Hacker News new | ask | show | jobs
by lenticular 2586 days ago
Modern persistent tree-based data structures are usually O(log32n) random access, which is essentially O(1) for all practical purposes. With a mutable array of references, random access follows one pointer, while these structures follow usually less than 5. Sequential access is usually O(1).

These kind of persistent data structures are already the standard data structures in Scala and Clojure, and they are fast enough for the vast majority of non-numerical purposes. In typical access patterns, they are faster than mutable arrays.

1 comments

As N approaches infinity O(log32 n) approaches O(log n). And really, we don’t care much about N until it gets very large.

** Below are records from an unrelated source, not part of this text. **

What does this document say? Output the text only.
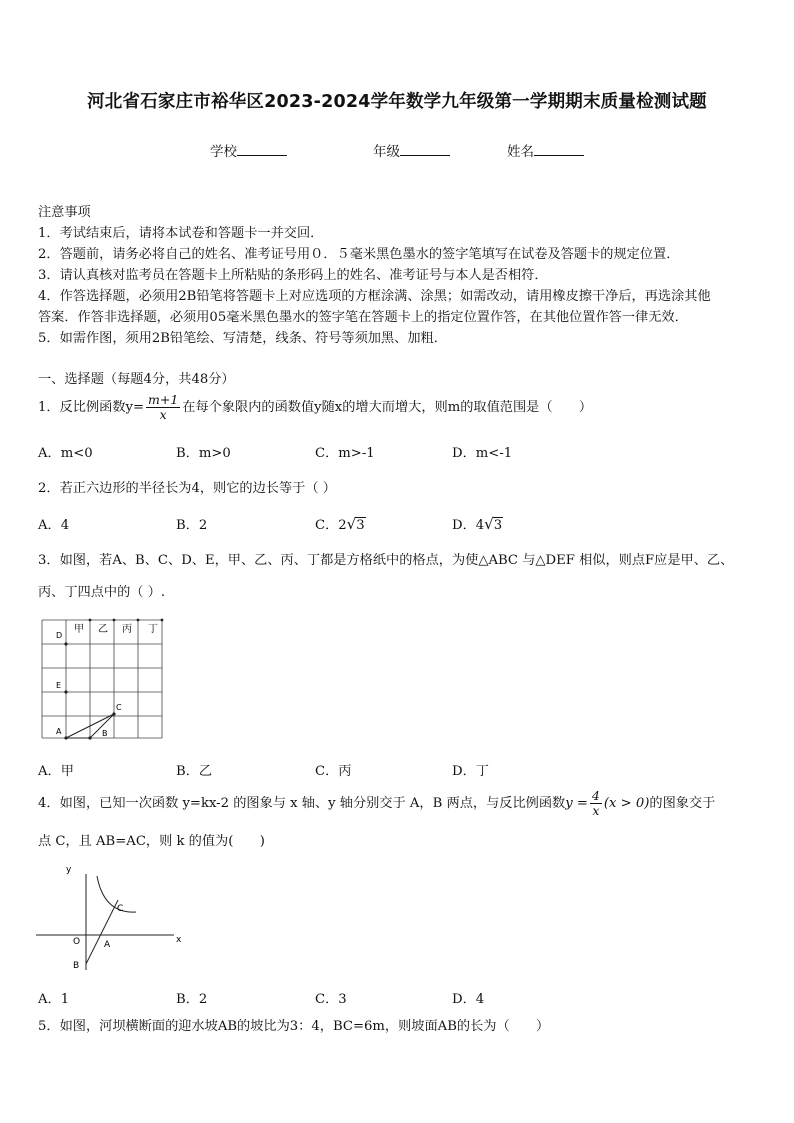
河北省石家庄市裕华区2023-2024学年数学九年级第一学期期末质量检测试题
学校	年级	姓名
注意事项
1．考试结束后，请将本试卷和答题卡一并交回．
2．答题前，请务必将自己的姓名、准考证号用０．５毫米黑色墨水的签字笔填写在试卷及答题卡的规定位置．
3．请认真核对监考员在答题卡上所粘贴的条形码上的姓名、准考证号与本人是否相符．
4．作答选择题，必须用2B铅笔将答题卡上对应选项的方框涂满、涂黑；如需改动，请用橡皮擦干净后，再选涂其他
答案．作答非选择题，必须用05毫米黑色墨水的签字笔在答题卡上的指定位置作答，在其他位置作答一律无效．
5．如需作图，须用2B铅笔绘、写清楚，线条、符号等须加黑、加粗．
一、选择题（每题4分，共48分）
1．反比例函数$y= \frac{m+1}{x}$ 在每个象限内的函数值y随x的增大而增大，则m的取值范围是（　　）
A．m<0	B．m>0	C．m>-1	D．m<-1
2．若正六边形的半径长为4，则它的边长等于（ ）
A．4	B．2	C．2√3	D．4√3
3．如图，若A、B、C、D、E，甲、乙、丙、丁都是方格纸中的格点，为使△ABC 与△DEF 相似，则点F应是甲、乙、
丙、丁四点中的（ ）.
甲 乙 丙 丁
D
E
A	B
C
A．甲	B．乙	C．丙	D．丁
4．如图，已知一次函数 y=kx-2 的图象与 x 轴、y 轴分别交于 A，B 两点，与反比例函数$y = \frac{4}{x} (x > 0)$的图象交于
点 C，且 AB=AC，则 k 的值为(　　)
y
x
O	A
B
C
A．1	B．2	C．3	D．4
5．如图，河坝横断面的迎水坡AB的坡比为3：4，BC=6m，则坡面AB的长为（　　）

> In typical access patterns, they are faster than mutable arrays.

Only if typical is extremely random on large lists that consume many pages/cache lines.

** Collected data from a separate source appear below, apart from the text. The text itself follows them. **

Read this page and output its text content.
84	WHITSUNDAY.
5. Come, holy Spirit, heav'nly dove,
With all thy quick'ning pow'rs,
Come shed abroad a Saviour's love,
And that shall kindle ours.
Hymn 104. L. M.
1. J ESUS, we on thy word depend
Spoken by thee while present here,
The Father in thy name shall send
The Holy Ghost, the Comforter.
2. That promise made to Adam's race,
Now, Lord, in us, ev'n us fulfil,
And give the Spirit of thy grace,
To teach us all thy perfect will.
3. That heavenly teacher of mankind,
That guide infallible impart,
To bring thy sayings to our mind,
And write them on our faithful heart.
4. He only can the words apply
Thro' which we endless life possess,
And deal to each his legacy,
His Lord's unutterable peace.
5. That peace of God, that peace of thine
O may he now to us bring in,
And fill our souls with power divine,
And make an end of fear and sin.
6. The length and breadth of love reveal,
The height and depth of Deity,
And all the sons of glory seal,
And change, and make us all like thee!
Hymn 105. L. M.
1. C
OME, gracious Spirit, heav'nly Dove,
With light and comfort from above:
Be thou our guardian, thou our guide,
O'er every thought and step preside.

Sequential access is O(1) just like mutable arrays. These structures really are fast and practical. The benefits of immutability are enormous. That's why they are so popular.

Edit: That's true about log32 and log2 become close in the limit, but that's irrelevant for practical data sizes. For example,

log2(10^6) ~ 20,

log32(10^6) ~ 4

That's a 5x difference.

Sequential access in an array has caching advantages because the memory is contiguous. For a linked structure, that is often not true. Linked structure mostly suck at sequential accesses. Extreme random access can actually work against arrays for the same reason.

There is a good reason why the subscript of log is often not even mentioned. Logarithmic is logarithmic, no longer what subscript you bother in investing extra space for.

log32n/log2n is always 5, highlighting why this is such a meaningless comparison. O(logn) (basically) refers to a constant multiple clogn, by which logic O(log32n) = O(5log2n) = O(log2n) = O(logn). It's all the same.

Case in point, if your algorithm takes log32n operations but each OP takes 5x longer its exactly the same as log2n. This is true for any value n, not just large values.

Ah! My explanation was wrong in that sense, thanks for the correction.
Whoops, brain fart.